America’s claim to the freest of free speech perpetuates the spirit of harsh criticism that is truly absent from other democracies around the world. But that shouldn’t mean that students, not to mention those at a Jesuit university that stresses open-mindedness, are not held to minimum bar of respect toward other political groups.
It is true that we inherit our political views from our parents. It is more true that our futures are so unpredictable that barely anyone knows who or where they’ll be in the next five years. This is unique to this specific time in our lives. When we are 30, chances are that we will know where we’ll be at 35. Taking care of kids, rising the ladder of the job we’re in, doing whatever we will have settled into doing.
This distinction is important because it might convince some of you readers to stop being so cemented in your political mindsets. Adults are allowed to be polarized because the stagnant elements of their lives — their jobs, social status, and most other financial considerations — determine who they’ll vote for.

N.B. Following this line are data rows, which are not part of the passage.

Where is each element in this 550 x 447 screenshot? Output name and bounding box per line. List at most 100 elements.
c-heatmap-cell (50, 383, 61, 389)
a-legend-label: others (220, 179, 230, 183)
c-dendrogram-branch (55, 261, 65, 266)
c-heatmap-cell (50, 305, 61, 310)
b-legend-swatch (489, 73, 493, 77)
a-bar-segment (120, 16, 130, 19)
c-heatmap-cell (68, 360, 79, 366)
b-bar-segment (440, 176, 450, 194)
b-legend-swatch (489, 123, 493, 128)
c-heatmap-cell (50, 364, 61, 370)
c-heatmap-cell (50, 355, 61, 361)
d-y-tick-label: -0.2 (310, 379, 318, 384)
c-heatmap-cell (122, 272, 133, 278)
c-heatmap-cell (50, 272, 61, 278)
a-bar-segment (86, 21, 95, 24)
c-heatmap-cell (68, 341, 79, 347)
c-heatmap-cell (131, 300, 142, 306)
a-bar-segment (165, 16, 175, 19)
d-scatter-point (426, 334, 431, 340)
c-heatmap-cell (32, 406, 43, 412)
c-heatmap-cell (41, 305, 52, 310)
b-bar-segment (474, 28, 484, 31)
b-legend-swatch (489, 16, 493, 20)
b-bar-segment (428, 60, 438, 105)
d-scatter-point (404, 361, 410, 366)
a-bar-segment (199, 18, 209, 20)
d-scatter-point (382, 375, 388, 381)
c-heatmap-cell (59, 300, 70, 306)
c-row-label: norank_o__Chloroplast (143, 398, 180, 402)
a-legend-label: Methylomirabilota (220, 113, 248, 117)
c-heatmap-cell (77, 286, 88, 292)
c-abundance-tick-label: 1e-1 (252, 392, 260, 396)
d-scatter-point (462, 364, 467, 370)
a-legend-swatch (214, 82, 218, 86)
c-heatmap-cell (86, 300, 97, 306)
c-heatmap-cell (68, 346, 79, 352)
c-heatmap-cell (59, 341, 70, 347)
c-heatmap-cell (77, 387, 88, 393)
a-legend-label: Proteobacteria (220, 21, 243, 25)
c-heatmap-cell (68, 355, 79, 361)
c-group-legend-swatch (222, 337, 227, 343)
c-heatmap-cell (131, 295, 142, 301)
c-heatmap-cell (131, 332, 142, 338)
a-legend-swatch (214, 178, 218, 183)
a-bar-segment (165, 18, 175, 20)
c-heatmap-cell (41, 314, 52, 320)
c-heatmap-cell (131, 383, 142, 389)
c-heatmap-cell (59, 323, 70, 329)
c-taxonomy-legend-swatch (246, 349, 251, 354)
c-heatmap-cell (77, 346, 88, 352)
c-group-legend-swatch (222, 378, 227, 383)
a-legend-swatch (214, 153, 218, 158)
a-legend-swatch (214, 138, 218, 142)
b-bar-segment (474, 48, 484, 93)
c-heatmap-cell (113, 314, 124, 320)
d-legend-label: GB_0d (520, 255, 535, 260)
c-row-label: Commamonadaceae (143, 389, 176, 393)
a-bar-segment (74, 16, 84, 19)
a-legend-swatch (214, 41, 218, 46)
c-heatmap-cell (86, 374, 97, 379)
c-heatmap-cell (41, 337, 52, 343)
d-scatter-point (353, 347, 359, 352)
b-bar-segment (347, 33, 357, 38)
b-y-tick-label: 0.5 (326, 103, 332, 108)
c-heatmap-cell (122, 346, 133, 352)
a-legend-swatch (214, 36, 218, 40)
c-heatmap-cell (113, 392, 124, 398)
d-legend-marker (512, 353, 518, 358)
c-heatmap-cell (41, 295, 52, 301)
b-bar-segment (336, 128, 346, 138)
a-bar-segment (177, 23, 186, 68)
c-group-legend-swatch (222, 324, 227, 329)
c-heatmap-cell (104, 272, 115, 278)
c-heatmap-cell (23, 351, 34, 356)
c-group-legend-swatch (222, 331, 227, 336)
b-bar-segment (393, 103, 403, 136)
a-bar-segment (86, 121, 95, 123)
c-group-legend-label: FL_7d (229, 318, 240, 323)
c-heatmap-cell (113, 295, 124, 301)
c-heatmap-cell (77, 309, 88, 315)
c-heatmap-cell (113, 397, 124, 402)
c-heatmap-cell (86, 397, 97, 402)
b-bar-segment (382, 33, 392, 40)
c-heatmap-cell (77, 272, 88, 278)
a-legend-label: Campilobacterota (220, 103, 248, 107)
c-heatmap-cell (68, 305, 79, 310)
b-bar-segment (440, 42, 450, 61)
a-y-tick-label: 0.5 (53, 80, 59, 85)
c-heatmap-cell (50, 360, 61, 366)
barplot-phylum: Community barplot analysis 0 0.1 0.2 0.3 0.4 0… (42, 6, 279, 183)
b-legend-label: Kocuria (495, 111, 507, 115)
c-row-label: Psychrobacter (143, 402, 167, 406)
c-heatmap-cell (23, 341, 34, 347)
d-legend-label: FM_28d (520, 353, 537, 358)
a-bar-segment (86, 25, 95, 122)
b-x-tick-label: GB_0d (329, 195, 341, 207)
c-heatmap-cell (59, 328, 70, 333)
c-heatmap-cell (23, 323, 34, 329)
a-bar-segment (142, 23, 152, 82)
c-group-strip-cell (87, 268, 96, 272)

We should be the least politically active, actually, because the campaign’s policies affect us the least financially. Even if we are financially independent — which is doubtful because we’re in college — we still have the most flexibility because we have the fewest stakes in the game. We don’t have families or jobs that depend on our contributions, so we don’t need to get so inflexible about something we have the actual flexibility to be flexible about.
But cynical finances aside, as students of a higher education, we entered Georgetown to question preconceived truths. It really seems careless of those of us who want to be politicians to tout our own views without fully considering those of our opponents. If the leaders of tomorrow are sitting in the classrooms and in front of the dorm room television screens today, then compromise will be even harder to obtain in our futures than it is now.
Masha Goncharova is a junior in the College.